For an example, consider Fidelity OTC and ABN AMRO/Montag & Caldwell, both of which are growth funds. Morningstar classifies them in the same category. But that is where the similarity ends. Although they have had similar performance over the last three years, these two funds pursued very different strategies. Fidelity OTC has overweighted technology-it recently had 70% of the portfolio in tech-ABN AMRO has bought technology carefully and has only a 14% tech component. It also has diversified into health stocks as well as financials in its attempt to find growing companies.
The performance of these two growth funds has been radically different and yet similar. Fidelity OTC's buy-tech-at-any-price philosophy excelled in 1999 with a return of 72.5%. But in the next two years, the numbers were dreadful and it lost most of its gains, yet still finished the three years through the end of last year ahead by 1%.
ABN AMRO badly trailed Fidelity OTC in 1999. It was up only 22.5% in a year when many growth funds were returning 100% or more. But it was only down 7.3% in 2000 and minus 13% last year. Its three-year number was virtually unchanged. These radically different performances are not surprising. ABN AMRO's beta, a measurement of risk, is 0.79-while Fidelity OTC's is a very high 1.73. The average growth fund has a beta of about 1.25.

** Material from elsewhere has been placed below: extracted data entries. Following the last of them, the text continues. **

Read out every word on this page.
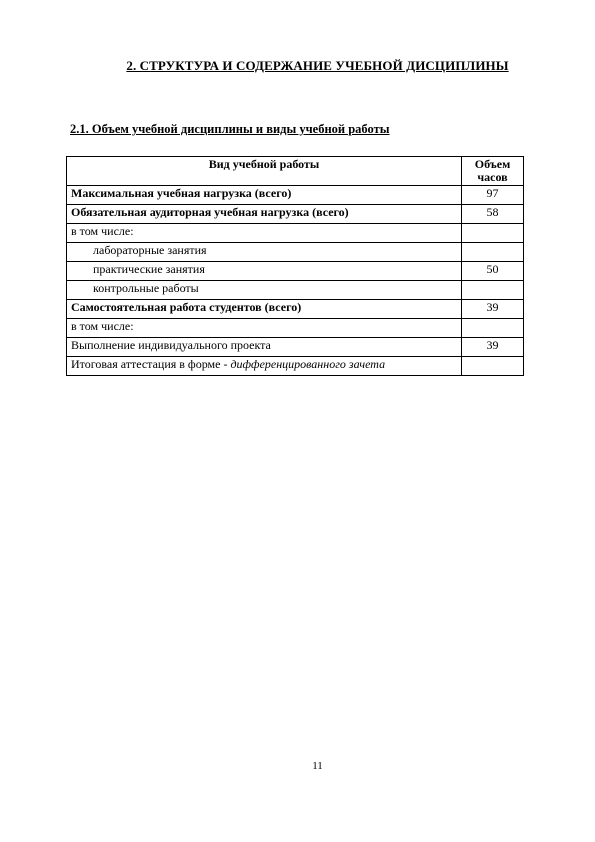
2. СТРУКТУРА И СОДЕРЖАНИЕ УЧЕБНОЙ ДИСЦИПЛИНЫ
2.1. Объем учебной дисциплины и виды учебной работы
Вид учебной работы	Объем часов
Максимальная учебная нагрузка (всего)	97
Обязательная аудиторная учебная нагрузка (всего)	58
в том числе:	
лабораторные занятия	
практические занятия	50
контрольные работы	
Самостоятельная работа студентов (всего)	39
в том числе:	
Выполнение индивидуального проекта	39
Итоговая аттестация в форме - дифференцированного зачета	
11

Before investing, Lawson and Perritt say, check a few important indicators: beta, standard deviation, alpha and even the traditional price/earnings and price/book ratios. They also say that the degree of a fund's diversification still is the key component in finding a gunslinger. Check how the performance was achieved. What's in a word? Today, in the sometimes gimmicky, take-a-big-gamble world of growth investing, what's in the word "growth" is confusion.